Operator-Investors: The Future of Venture Capital

Source: Strong Early Access to the Best Deals

Operators see deals 9+ months before more traditional investors do. When a founder is prototyping ideas, researching market segments, and preparing for launch, they don’t call VCs for advice. They call operators who have had similar experiences.

Evaluate: Ability to Separate the Hype from the Opportunity

Operator-Investors can do much deeper diligence on companies within their sector. Given their work on the ground and their sector-specific network, operator-investors have a stronger sense of reality: emerging trends, what users want, and what types of partnerships/distribution channels work.

Invest: Differentiated Insights & Empathy that Wins Deals

In today’s fundraising environment, good founders have a lot of options and flexibility on who they raise capital from. Capital alone isn’t a differentiator and allocation on the cap table must deliver a high value per dollar invested.
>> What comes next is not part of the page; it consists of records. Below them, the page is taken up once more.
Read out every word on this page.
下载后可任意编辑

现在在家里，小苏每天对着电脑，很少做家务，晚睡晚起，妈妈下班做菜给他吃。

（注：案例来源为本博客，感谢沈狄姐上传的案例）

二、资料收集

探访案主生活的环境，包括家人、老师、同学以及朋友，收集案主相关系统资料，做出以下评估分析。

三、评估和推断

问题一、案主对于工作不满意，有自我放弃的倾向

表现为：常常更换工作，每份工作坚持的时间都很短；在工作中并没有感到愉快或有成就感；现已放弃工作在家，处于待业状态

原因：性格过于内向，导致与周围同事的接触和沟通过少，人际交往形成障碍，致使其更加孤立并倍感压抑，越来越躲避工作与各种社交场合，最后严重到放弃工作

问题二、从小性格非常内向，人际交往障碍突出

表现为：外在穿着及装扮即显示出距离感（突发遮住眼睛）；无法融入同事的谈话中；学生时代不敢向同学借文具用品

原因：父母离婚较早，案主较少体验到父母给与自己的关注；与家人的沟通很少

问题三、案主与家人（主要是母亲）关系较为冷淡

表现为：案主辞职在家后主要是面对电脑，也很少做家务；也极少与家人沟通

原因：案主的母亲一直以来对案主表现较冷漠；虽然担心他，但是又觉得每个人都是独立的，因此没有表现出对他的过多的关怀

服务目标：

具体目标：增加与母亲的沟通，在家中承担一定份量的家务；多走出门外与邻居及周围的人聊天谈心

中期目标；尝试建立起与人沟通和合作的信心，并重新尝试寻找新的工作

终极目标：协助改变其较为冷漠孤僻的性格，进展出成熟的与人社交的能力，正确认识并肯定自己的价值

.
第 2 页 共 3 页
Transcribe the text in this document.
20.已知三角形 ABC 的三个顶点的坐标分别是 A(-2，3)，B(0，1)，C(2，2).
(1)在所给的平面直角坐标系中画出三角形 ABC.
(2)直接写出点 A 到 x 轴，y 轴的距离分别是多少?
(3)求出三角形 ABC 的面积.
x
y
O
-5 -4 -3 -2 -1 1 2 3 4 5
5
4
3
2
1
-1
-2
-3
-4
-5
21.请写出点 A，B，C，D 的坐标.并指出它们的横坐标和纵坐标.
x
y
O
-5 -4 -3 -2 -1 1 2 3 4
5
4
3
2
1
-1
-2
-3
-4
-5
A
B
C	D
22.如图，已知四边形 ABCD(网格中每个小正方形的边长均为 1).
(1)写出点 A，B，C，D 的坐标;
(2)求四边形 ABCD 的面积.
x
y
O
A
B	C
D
Support: More Tactical Portfolio Advice & Connections

While many firms have portfolio support teams, operator-investors can go far deeper and more specific in supporting portfolio companies since they are plugged into the vertical. Every operator-investor brings a unique flavor to portfolio support given their work in the operating space, essentially serving as an “extension” to the executive team across their work expertise (e.g. finance, product, business development).


Our team at Pathway Ventures is confident that the time for operator-investors has arrived. We’ve already seen early-stage rounds ranging from $1M — $7M (really!) filled only with operators, and we believe that the number of operator-investors will skyrocket in the next year.